Paul Lajos, MD, Associate Chief of Vascular Surgery at Mount Sinai Queens, and a member of the Division of Vascular Surgery at the Mount Sinai Health System, performed the first-ever percutaneous Thoracic Endovascular Aortic Repair (TEVAR) procedure at The Mount Sinai Hospital in August, on a patient who was experiencing an aortic wall hematoma and ulcer.

Boodram Jadunath, 72, was visiting New York City from London to spend time with his daughter when he began experiencing severe chest and back pain. At The Mount Sinai Hospital, a scan revealed that he needed emergency aortic surgery.
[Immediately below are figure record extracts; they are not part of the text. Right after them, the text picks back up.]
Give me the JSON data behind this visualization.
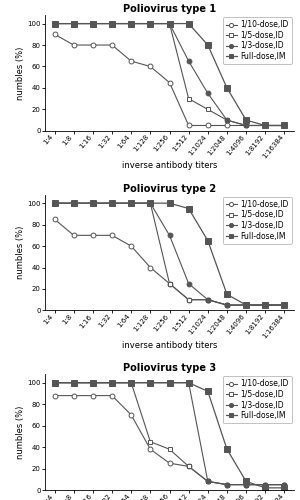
{
  "x_labels": [
    "1:4",
    "1:8",
    "1:16",
    "1:32",
    "1:64",
    "1:128",
    "1:256",
    "1:512",
    "1:1024",
    "1:2048",
    "1:4096",
    "1:8192",
    "1:16384"
  ],
  "titles": [
    "Poliovirus type 1",
    "Poliovirus type 2",
    "Poliovirus type 3"
  ],
  "xlabel": "inverse antibody titers",
  "ylabel": "numbles (%)",
  "legend_labels": [
    "1/10-dose,ID",
    "1/5-dose,ID",
    "1/3-dose,ID",
    "Full-dose,IM"
  ],
  "type1": {
    "dose_1_10": [
      90,
      80,
      80,
      80,
      65,
      60,
      45,
      5,
      5,
      5,
      5,
      5,
      5
    ],
    "dose_1_5": [
      100,
      100,
      100,
      100,
      100,
      100,
      100,
      30,
      20,
      10,
      5,
      5,
      5
    ],
    "dose_1_3": [
      100,
      100,
      100,
      100,
      100,
      100,
      100,
      65,
      35,
      10,
      5,
      5,
      5
    ],
    "full": [
      100,
      100,
      100,
      100,
      100,
      100,
      100,
      100,
      80,
      40,
      10,
      5,
      5
    ]
  },
  "type2": {
    "dose_1_10": [
      85,
      70,
      70,
      70,
      60,
      40,
      25,
      10,
      10,
      5,
      5,
      5,
      5
    ],
    "dose_1_5": [
      100,
      100,
      100,
      100,
      100,
      100,
      25,
      10,
      10,
      5,
      5,
      5,
      5
    ],
    "dose_1_3": [
      100,
      100,
      100,
      100,
      100,
      100,
      70,
      25,
      10,
      5,
      5,
      5,
      5
    ],
    "full": [
      100,
      100,
      100,
      100,
      100,
      100,
      100,
      95,
      65,
      15,
      5,
      5,
      5
    ]
  },
  "type3": {
    "dose_1_10": [
      88,
      88,
      88,
      88,
      70,
      38,
      25,
      22,
      8,
      5,
      5,
      5,
      5
    ],
    "dose_1_5": [
      100,
      100,
      100,
      100,
      100,
      45,
      38,
      22,
      8,
      5,
      5,
      5,
      5
    ],
    "dose_1_3": [
      100,
      100,
      100,
      100,
      100,
      100,
      100,
      100,
      8,
      5,
      5,
      5,
      5
    ],
    "full": [
      100,
      100,
      100,
      100,
      100,
      100,
      100,
      100,
      92,
      38,
      8,
      2,
      2
    ]
  },
  "line_color": "#555555",
  "ylim": [
    0,
    108
  ],
  "background": "#ffffff",
  "title_fontsize": 7,
  "label_fontsize": 6,
  "tick_fontsize": 5,
  "legend_fontsize": 5.5
}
Dr. Lajos, who is also an Assistant Professor of Surgery and Radiology at Icahn School of Medicine at Mount Sinai, determined that Mr. Jadunath would be a good candidate for the percutaneous TEVAR procedure, an innovative technique in which the surgeon, guided by an X-ray, inserts a thin catheter through the patient’s groin to reach the aorta, where a stent-graft is then delivered to the area and then closed through sutures through the skin.
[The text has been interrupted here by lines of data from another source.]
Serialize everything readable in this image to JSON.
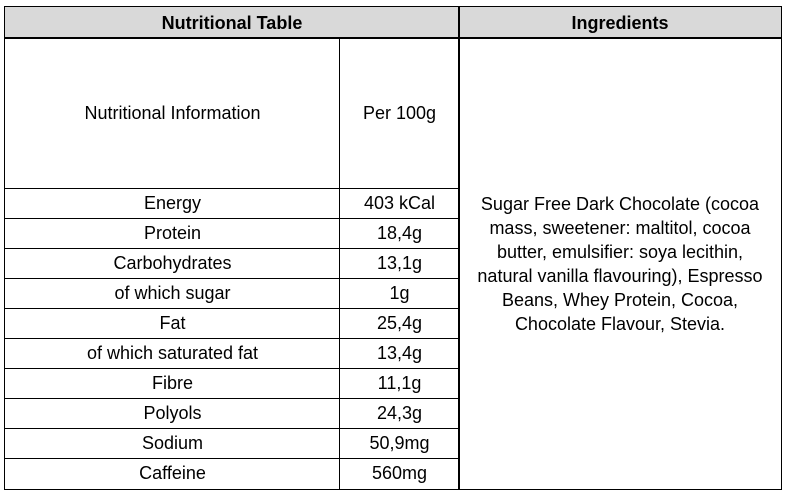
{
  "headers": {
    "nutritional_table": "Nutritional Table",
    "ingredients": "Ingredients"
  },
  "nutrition": {
    "column_label": "Nutritional Information",
    "column_value": "Per 100g",
    "rows": [
      {
        "name": "Energy",
        "value": "403 kCal"
      },
      {
        "name": "Protein",
        "value": "18,4g"
      },
      {
        "name": "Carbohydrates",
        "value": "13,1g"
      },
      {
        "name": "of which sugar",
        "value": "1g"
      },
      {
        "name": "Fat",
        "value": "25,4g"
      },
      {
        "name": "of which saturated fat",
        "value": "13,4g"
      },
      {
        "name": "Fibre",
        "value": "11,1g"
      },
      {
        "name": "Polyols",
        "value": "24,3g"
      },
      {
        "name": "Sodium",
        "value": "50,9mg"
      },
      {
        "name": "Caffeine",
        "value": "560mg"
      }
    ]
  },
  "ingredients": {
    "lines": [
      "Sugar Free Dark Chocolate (cocoa",
      "mass, sweetener: maltitol, cocoa",
      "butter, emulsifier: soya  lecithin,",
      "natural vanilla flavouring), Espresso",
      "Beans,  Whey Protein, Cocoa,",
      "Chocolate Flavour, Stevia."
    ]
  }
}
The percutaneous TEVAR procedure enables patients to recover more quickly with less blood loss and fewer wound complications than with the traditional technique of treating damaged aortic blood vessels by opening the chest and operating directly on the aorta. This necessitates large open chest incisions and possible cardiopulmonary bypass.
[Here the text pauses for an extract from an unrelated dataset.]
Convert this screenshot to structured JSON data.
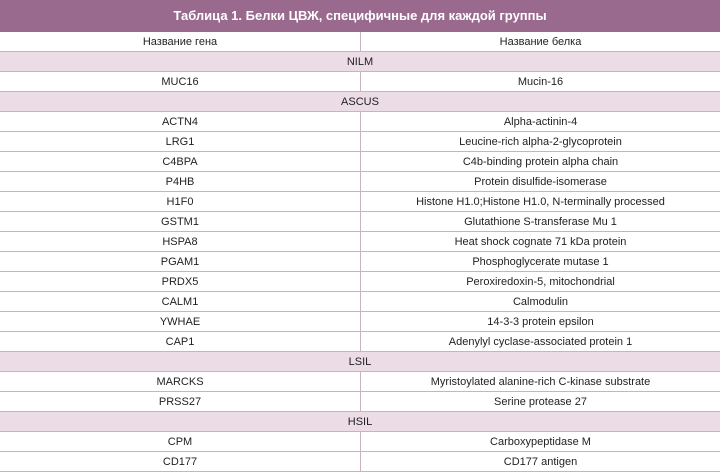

According to Dr. Lajos, the procedure to help Mr. Jadunath was completed in about one hour. Mr. Jadunath was able to sit up immediately afterward and walk the following morning.

“It was the first time ever that I had a doctor sit down with me for over half an hour,” says Mr. Jadunath, who had four coronary stents placed prior to his treatment at Mount Sinai. “Dr. Lajos made me much more relieved. I felt stronger when I left the hospital.”

Dr. Lajos says his work was inspired by two trailblazers at Mount Sinai: Michael L. Marin, MD, FACS, The Jacobson Professor of Surgery and Chairman, Department of Surgery, Icahn School of Medicine at Mount Sinai, who in 1992 became the first vascular surgeon in the United States to perform an endovascular repair of an abdominal aortic aneurysm; and Peter Faries, MD, The Franz W. Sichel Professor of Surgery, Chief of the Division of Vascular Surgery, and Professor of Radiology, who in 2012, was the first surgeon at Mount Sinai to perform percutaneous treatment of an abdominal aortic aneurysm. Dr. Marin also serves as Surgeon-in-Chief of the Mount Sinai Health System.

“With the pioneering work of Dr. Marin and Dr. Faries in endovascular aortic repair, we felt the need to take our work to the next minimally invasive level,” says Dr. Lajos.